Flip it around. If I give you k bits, how many things can you distinguish?
- 1 bit → 2 things (yes/no)
- 2 bits → 4 things
- 3 bits → 8 things
- k bits → 2ᵏ things
So if you have N things, you need k bits where 2ᵏ = N. Solve for k: k = log₂(N).
Bits and possibilities are just two views of the same thing, related by the log.*
*Note to self: but how come? It’s because the position of a bit is information as well — think of tuple constructions from sets.
But Why is Halving the Best You Can Do with One Yes/No Question?
Say you have 100 possibilities. You ask a yes/no question.
50/50 split: either answer leaves 50. You always cut in half.
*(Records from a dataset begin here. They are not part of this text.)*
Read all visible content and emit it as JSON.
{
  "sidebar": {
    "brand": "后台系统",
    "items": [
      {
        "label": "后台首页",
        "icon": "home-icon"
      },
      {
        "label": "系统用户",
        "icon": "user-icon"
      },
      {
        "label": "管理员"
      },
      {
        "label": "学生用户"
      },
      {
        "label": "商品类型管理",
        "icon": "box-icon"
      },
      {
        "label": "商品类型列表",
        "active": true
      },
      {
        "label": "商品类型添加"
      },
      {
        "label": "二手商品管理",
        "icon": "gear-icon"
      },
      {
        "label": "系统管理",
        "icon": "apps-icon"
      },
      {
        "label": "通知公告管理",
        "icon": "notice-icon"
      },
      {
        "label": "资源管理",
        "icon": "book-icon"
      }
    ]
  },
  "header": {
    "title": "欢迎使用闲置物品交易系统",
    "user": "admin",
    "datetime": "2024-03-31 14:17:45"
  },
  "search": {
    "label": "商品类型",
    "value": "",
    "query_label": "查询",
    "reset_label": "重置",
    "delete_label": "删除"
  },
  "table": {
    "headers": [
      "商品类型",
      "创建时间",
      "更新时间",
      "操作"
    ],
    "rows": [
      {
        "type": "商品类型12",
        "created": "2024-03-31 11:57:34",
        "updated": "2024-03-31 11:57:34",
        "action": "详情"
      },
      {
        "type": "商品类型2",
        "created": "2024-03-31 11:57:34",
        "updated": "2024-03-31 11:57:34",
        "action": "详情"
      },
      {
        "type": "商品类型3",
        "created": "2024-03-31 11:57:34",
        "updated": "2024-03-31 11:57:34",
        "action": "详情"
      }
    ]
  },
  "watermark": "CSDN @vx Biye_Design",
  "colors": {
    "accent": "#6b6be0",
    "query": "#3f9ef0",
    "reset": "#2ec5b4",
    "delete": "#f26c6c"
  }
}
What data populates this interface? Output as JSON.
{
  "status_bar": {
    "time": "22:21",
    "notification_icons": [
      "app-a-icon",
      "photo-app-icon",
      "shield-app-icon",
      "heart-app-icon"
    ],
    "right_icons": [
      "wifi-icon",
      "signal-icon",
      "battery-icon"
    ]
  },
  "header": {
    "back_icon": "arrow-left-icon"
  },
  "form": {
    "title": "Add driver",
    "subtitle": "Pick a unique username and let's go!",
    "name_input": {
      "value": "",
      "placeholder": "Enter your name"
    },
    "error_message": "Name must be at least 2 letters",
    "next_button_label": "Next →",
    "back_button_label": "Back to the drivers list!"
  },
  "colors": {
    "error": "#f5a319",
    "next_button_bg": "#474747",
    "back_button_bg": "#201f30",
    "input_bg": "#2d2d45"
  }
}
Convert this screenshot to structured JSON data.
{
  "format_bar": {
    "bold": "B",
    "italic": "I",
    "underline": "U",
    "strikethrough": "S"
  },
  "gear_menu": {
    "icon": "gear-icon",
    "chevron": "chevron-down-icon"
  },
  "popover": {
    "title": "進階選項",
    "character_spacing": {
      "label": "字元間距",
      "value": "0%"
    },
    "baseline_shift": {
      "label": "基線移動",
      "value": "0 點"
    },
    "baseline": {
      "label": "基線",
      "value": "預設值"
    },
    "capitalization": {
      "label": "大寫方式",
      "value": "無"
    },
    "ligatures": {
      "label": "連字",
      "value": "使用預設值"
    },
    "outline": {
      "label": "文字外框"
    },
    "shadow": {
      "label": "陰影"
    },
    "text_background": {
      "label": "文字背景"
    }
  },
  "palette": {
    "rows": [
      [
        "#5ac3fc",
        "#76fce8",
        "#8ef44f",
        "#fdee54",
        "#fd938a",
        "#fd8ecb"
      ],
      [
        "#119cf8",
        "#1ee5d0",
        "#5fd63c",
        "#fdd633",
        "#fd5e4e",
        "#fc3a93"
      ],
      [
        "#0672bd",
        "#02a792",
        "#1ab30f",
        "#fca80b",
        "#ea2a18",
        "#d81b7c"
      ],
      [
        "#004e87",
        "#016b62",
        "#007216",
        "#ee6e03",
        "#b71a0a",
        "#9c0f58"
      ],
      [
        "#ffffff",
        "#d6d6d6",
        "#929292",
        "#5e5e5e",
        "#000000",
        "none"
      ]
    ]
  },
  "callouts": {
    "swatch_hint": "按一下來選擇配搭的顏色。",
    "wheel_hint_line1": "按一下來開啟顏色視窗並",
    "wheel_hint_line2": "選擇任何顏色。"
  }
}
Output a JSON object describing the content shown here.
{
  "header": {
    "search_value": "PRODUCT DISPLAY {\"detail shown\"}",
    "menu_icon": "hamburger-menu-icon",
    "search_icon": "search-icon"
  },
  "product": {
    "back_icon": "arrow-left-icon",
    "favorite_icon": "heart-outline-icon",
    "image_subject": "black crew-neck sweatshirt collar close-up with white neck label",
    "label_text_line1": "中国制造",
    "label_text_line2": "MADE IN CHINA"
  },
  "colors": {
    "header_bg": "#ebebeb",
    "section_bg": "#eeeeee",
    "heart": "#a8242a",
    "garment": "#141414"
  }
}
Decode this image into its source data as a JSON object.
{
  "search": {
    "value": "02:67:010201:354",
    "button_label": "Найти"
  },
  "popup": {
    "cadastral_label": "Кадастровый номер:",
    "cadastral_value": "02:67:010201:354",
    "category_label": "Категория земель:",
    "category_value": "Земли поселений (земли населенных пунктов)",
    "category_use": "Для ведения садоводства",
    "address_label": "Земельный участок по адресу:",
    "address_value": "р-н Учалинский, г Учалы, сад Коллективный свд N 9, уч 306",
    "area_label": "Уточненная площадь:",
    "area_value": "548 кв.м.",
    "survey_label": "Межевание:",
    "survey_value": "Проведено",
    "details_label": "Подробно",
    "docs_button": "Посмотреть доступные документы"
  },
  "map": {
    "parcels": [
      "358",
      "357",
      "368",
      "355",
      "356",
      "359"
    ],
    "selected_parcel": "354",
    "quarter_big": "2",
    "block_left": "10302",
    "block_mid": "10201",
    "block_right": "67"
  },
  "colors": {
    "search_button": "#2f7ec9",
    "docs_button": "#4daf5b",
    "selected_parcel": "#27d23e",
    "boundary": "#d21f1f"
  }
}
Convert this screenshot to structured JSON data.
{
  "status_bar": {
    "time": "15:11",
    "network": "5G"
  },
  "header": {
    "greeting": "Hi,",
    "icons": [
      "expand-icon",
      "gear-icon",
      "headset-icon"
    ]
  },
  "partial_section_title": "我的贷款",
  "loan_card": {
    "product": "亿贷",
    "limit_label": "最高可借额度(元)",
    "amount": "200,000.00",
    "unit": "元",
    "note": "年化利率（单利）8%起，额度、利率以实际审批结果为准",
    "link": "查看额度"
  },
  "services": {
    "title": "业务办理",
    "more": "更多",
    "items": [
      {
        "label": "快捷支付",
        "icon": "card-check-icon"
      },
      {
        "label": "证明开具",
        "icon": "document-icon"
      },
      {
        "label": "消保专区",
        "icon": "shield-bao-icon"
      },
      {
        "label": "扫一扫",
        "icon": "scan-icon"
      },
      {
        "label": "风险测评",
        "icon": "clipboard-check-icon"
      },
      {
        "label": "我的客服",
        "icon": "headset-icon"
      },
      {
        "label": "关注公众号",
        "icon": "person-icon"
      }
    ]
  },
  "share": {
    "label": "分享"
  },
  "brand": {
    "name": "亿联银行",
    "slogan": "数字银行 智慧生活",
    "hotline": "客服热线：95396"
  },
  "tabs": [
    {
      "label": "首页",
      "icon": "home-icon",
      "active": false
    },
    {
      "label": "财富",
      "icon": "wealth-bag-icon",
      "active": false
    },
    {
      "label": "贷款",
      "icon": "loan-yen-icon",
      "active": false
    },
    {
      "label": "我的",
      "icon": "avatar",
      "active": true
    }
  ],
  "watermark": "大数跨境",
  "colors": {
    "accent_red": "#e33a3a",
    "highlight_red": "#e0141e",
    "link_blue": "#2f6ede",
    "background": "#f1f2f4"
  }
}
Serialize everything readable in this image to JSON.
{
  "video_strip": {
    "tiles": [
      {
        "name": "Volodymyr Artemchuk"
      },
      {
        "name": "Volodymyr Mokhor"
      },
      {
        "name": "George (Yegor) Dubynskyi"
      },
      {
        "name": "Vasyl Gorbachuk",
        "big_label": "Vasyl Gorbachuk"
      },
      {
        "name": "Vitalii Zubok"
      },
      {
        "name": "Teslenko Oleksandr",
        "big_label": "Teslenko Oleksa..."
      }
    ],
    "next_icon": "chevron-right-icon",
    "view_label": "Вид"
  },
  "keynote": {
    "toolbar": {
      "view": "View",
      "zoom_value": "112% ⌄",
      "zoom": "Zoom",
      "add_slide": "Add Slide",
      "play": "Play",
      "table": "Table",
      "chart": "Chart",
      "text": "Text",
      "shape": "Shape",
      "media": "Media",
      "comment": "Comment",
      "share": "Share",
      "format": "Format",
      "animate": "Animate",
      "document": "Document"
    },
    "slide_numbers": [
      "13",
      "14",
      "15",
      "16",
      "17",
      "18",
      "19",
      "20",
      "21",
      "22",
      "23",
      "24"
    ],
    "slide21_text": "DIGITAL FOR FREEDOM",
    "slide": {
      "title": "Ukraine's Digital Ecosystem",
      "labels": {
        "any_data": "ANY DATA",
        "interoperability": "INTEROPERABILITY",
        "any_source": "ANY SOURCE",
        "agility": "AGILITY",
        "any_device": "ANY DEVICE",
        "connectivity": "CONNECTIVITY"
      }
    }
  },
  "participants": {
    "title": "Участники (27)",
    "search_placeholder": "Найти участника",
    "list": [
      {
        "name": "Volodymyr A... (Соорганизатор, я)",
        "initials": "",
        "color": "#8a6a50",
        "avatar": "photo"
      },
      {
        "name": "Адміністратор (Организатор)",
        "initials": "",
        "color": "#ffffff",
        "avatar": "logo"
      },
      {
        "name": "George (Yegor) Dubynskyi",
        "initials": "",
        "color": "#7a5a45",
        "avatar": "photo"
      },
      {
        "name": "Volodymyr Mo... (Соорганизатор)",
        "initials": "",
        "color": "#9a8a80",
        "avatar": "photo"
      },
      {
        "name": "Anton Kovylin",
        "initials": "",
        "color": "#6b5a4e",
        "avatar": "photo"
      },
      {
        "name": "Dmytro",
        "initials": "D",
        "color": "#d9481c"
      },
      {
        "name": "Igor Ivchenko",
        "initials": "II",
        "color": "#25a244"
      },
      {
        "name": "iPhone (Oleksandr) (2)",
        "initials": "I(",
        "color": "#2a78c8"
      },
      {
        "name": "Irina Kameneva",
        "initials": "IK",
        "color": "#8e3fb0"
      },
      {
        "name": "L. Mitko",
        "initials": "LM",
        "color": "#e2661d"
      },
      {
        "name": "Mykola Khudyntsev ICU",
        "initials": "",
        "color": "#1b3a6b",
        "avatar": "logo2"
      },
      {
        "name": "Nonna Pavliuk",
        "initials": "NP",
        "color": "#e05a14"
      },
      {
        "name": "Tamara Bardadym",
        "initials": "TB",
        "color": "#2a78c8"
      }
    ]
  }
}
Guaranteed progress.
90/10 split: 90% of the time you get “yes” → 90 left (learned almost nothing). 10% of the time you get “no” → 10 left (learned a lot!). But that jackpot is rare. Expected remaining: 0.9 × 90 + 0.1 × 10 = 82. Worse than halving.
The lopsided question usually gives you the boring, expected answer. You wasted a question on “yeah, obviously.”
Information is surprise. A 50/50 question guarantees you’ll be surprised — either answer is equally unexpected. A 90/10 question is boring most of the time. “Did you really need to ask that?”
Maximum information = maximum guaranteed surprise = both outcomes equally likely = halving.
That’s why 1 bit is the ceiling for a yes/no question. You only hit it when neither answer is obvious.
Back to Sorting: It’s Just 20 Questions
Before sorting, your array is in some order — one of n! possible permutations. You don’t know which. Sorting means figuring out which permutation you’re holding.
Each comparison is a yes/no question. A perfect question halves the remaining possibilities. How many halvings to get from n! down to 1?
log₂(n!).
That’s it. That’s the whole argument.
And log₂(n!) ≈ n log n (Stirling’s approximation: n! ≈ (n/e)ⁿ, take the log).
So the “n log n bits” just means: there are n! possible inputs, and you’re playing 20 Questions to figure out which one you have. You can’t win in fewer than log₂(n!) questions. Each comparison is one question.
That’s the floor. No comparison-based sort can beat it.
Merge sort asks near-perfect questions — when comparing heads of two sorted arrays, it’s genuinely 50/50. It hits the floor.
Insertion sort (linear scan) asks redundant questions — ones whose answers were already implied by transitivity. It pays n² for n log n bits of actual information.
The algorithm that asks the right questions, at the right time, with data structures that can keep up — that’s the one that wins.